Odiar implica desaparecer al oponente, exterminarlo. Incluso con violencia ignota. Con odio se cancela el debate, los diferendos, el “agón” griego. Se suprime el trabajo de argumentar, racionalmente, para convencer con evidencias. Se suprime la contrastación de criterios o experiencias y se impone el individualismo aberrante de “la razón soy yo”, aunque para eso haya que usar palos y plomo, cárcel y persecución. El odio cancela la igualdad, la libertad, la empatía, el respeto a la dignidad y a la autonomía del otro. Es impensable una sociedad igualitaria y digna mientras haya gente produciendo odio y vendiéndolo como uno de los más grandes negocios de la Historia. Propagar odio debería ser considerado Delito de Lesa Humanidad. Y es que han convertido al odio, también, en mercancía.
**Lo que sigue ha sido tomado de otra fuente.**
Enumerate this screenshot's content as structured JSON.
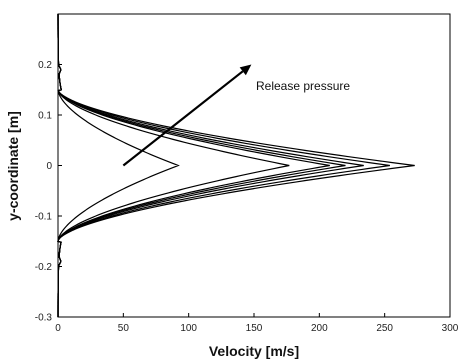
{
  "chart_data": {
    "type": "line",
    "title": "",
    "xlabel": "Velocity [m/s]",
    "ylabel": "y-coordinate [m]",
    "xlim": [
      0,
      300
    ],
    "ylim": [
      -0.3,
      0.3
    ],
    "xticks": [
      0,
      50,
      100,
      150,
      200,
      250,
      300
    ],
    "yticks": [
      0.2,
      0.1,
      0,
      -0.1,
      -0.2,
      -0.3
    ],
    "ytick_labels": [
      "0.2",
      "0.1",
      "0",
      "-0.1",
      "-0.2",
      "-0.3"
    ],
    "grid": false,
    "annotation": {
      "text": "Release pressure",
      "arrow_from": [
        50,
        0
      ],
      "arrow_to": [
        148,
        0.2
      ]
    },
    "series_peaks": [
      92,
      177,
      208,
      220,
      234,
      254,
      273
    ],
    "profile_half_width": 0.15
  }
}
Hay víctimas del odio que no devuelven odio. Lo convierten en lucha. Víctimas que han sabido dignificar su dolor sin permitir que se degrade en odio. Espíritus y luchas ejemplares que han ascendido a la praxis de las batallas reivindicatorias, apasionadamente y a salvo de los odios. Es imprescindible entender la naturaleza del odio, sus raíces, causas y efectos… combatirlo en sus más diversas facetas e impacto en las visiones y conductas deformadas por las ideologías del odio y con odio (racistas, sexistas, supremacistas, integristas que la fomentan) Es una tarea central derrotarlo… en y con todo lo que tengamos a mano, incluyendo la literatura, las artes, el cine y los “mass media”. Hay que llamar a todos los frentes dignos, y en pie de lucha, a frenar la propagación del discurso del odio contra los inmigrantes y contra todos los grupos llamados “minoritarios”. Desterrar el odio a los líderes sociales, a los movimientos emancipadores, a los mandatarios de las naciones progresistas o revolucionarias. Combatir el odio desatado y cultivado en las “redes sociales”. Frenar el odio generalizado para amenazar a la voluntad democrática de los pueblos. Desterrar el odio creado para sofocar el disentimiento legítimo, la libre expresión popular, el derecho a vivir sin violencia… y, además, exigir que cesen los caminos por donde transita el odio de clase y la violencia burguesa disfrazada, también, de “libertad de expresión”. Metabolizar las subjetividades en la lucha.